Die Schifffahrt sieht sich einem zunehmenden regulatorischen Druck zur Dekarbonisierung ausgesetzt. Zuletzt hat die Weltschifffahrtsorganisation IMO im Juli ihre Vorgaben verschärft. Demnach soll die Branche ihre Treibhausgasemissionen bis 2030 um 20 Prozent und bis etwa 2050 auf netto null reduzieren. Um den erwarteten jährlichen Treibstoffbedarf von 17 Millionen Tonnen Öläquivalent (Mtoe) bis 2030 zu decken, benötigt die Schifffahrt 30 bis 40 Prozent des prognostizierten weltweiten CO2-neutralen Treibstoffangebots. Reeder sollten daher ihren Blick über die Kraftstofffrage hinaus erweitern und prüfen, welche Maßnahmen sie bereits heute ergreifen können, um insbesondere die Energieeffizienz zu steigern und CO2-Emissionen zu reduzieren.

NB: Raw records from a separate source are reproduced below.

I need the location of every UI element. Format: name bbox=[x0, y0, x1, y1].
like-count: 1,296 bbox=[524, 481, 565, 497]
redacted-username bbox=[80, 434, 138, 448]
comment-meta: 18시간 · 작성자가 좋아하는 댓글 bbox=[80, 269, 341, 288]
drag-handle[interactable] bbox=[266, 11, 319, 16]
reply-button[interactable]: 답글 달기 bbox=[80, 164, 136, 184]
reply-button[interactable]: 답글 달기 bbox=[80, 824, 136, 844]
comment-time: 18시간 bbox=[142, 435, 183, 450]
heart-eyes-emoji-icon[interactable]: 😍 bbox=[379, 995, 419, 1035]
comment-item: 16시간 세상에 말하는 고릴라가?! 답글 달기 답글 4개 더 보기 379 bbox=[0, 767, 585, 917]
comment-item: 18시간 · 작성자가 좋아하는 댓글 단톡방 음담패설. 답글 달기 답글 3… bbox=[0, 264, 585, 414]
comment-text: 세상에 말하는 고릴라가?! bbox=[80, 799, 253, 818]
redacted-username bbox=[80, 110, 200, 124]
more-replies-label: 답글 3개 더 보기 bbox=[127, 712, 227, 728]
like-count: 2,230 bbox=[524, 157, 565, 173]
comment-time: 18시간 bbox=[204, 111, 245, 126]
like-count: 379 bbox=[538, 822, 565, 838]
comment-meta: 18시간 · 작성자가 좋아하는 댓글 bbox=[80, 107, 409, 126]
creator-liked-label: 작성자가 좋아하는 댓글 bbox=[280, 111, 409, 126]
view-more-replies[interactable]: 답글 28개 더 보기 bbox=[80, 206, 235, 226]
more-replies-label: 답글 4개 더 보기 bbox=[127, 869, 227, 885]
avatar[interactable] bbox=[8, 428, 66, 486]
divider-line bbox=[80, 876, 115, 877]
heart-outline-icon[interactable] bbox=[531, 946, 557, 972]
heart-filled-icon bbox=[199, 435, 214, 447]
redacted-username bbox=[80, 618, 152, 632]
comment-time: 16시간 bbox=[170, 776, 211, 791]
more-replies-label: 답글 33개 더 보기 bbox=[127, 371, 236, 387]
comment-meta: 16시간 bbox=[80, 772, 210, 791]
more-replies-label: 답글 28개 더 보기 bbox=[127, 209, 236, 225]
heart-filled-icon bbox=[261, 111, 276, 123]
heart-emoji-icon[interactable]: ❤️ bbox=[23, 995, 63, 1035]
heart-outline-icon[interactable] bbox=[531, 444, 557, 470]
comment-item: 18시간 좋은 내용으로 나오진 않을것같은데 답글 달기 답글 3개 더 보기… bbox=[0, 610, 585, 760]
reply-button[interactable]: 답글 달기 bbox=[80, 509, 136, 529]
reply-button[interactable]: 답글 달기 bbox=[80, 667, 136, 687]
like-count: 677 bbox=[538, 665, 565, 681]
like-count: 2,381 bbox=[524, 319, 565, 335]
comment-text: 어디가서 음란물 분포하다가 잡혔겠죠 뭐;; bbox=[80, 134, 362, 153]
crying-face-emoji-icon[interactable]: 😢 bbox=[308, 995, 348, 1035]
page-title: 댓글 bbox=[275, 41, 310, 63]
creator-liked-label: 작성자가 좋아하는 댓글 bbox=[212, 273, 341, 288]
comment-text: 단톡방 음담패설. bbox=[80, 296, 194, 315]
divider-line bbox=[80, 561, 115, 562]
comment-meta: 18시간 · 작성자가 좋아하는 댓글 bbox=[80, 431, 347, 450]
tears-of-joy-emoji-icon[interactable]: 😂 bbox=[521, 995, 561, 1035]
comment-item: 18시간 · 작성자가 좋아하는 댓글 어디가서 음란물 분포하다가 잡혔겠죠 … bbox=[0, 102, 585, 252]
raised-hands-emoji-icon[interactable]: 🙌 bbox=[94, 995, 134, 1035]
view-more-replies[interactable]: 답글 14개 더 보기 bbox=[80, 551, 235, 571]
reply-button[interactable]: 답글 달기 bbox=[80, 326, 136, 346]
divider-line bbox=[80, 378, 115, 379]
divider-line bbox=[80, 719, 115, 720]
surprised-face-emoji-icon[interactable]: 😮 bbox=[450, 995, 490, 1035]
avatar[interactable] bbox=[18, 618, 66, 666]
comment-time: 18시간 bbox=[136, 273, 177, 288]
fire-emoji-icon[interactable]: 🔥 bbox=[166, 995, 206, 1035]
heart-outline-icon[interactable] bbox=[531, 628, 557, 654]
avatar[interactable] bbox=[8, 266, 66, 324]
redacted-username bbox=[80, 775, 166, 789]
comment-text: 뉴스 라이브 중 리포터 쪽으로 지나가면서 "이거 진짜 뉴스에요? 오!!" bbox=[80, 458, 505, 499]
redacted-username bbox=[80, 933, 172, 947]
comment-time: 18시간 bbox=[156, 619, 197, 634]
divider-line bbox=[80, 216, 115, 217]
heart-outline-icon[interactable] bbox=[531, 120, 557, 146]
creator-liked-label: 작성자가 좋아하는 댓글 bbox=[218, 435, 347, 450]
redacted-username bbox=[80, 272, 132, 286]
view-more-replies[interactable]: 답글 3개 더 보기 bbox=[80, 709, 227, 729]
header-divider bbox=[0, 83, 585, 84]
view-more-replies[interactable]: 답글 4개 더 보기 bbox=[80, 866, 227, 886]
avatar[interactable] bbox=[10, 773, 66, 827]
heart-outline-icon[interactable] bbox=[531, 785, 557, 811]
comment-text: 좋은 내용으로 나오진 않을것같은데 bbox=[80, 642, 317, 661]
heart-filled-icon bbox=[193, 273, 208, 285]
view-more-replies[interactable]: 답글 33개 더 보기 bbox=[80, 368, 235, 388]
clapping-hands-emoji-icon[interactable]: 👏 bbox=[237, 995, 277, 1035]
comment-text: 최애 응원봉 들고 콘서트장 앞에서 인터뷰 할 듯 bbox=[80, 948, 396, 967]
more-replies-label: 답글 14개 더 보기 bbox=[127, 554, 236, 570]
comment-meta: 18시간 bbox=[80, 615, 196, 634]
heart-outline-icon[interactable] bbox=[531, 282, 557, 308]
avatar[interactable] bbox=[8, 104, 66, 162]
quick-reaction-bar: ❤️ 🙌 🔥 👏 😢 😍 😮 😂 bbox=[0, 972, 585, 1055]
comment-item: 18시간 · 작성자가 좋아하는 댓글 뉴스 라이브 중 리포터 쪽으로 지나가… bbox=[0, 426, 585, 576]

„Die 2020er Jahre markieren das entscheidende Jahrzehnt für die Schifffahrt“, sagte DNV Maritime CEO Knut Ørbeck-Nilssen. „Die Sicherstellung einer umweltfreundlicheren Kraftstoffversorgung ist unverzichtbar. Sich allein auf die Treibstoffe zu fokussieren, kann uns jedoch davon abbringen, bereits in diesem Jahrzehnt etwas zu bewirken, und allein ehrgeizige Erklärungen für die Zukunft reichen nicht aus. Wir brauchen nachhaltige Schritte, um die Emissionen zu senken. Energieeffizienz-Maßnahmen können schon jetzt und bis 2030 zu Ergebnissen bei der Dekarbonisierung führen.“
Die „Maritime Forecast to 2050“ gibt einen aktualisierten Überblick über eine Vielzahl von Regulierungen und Treibern für die Dekarbonisierung der Schifffahrt. Die wichtigsten sind die neuen IMO-Regeln, die Einbeziehung der Schifffahrt in den Emissionshandel der Europäischen Union (EU) und die detaillierten Well-to-Wake-Anforderungen. Diese Anforderungen werden den Einsatz kohlenstoffhaltiger Brennstoffe verteuern und die Reeder dazu veranlassen, schon heute CO2-Minderungspläne zu erstellen.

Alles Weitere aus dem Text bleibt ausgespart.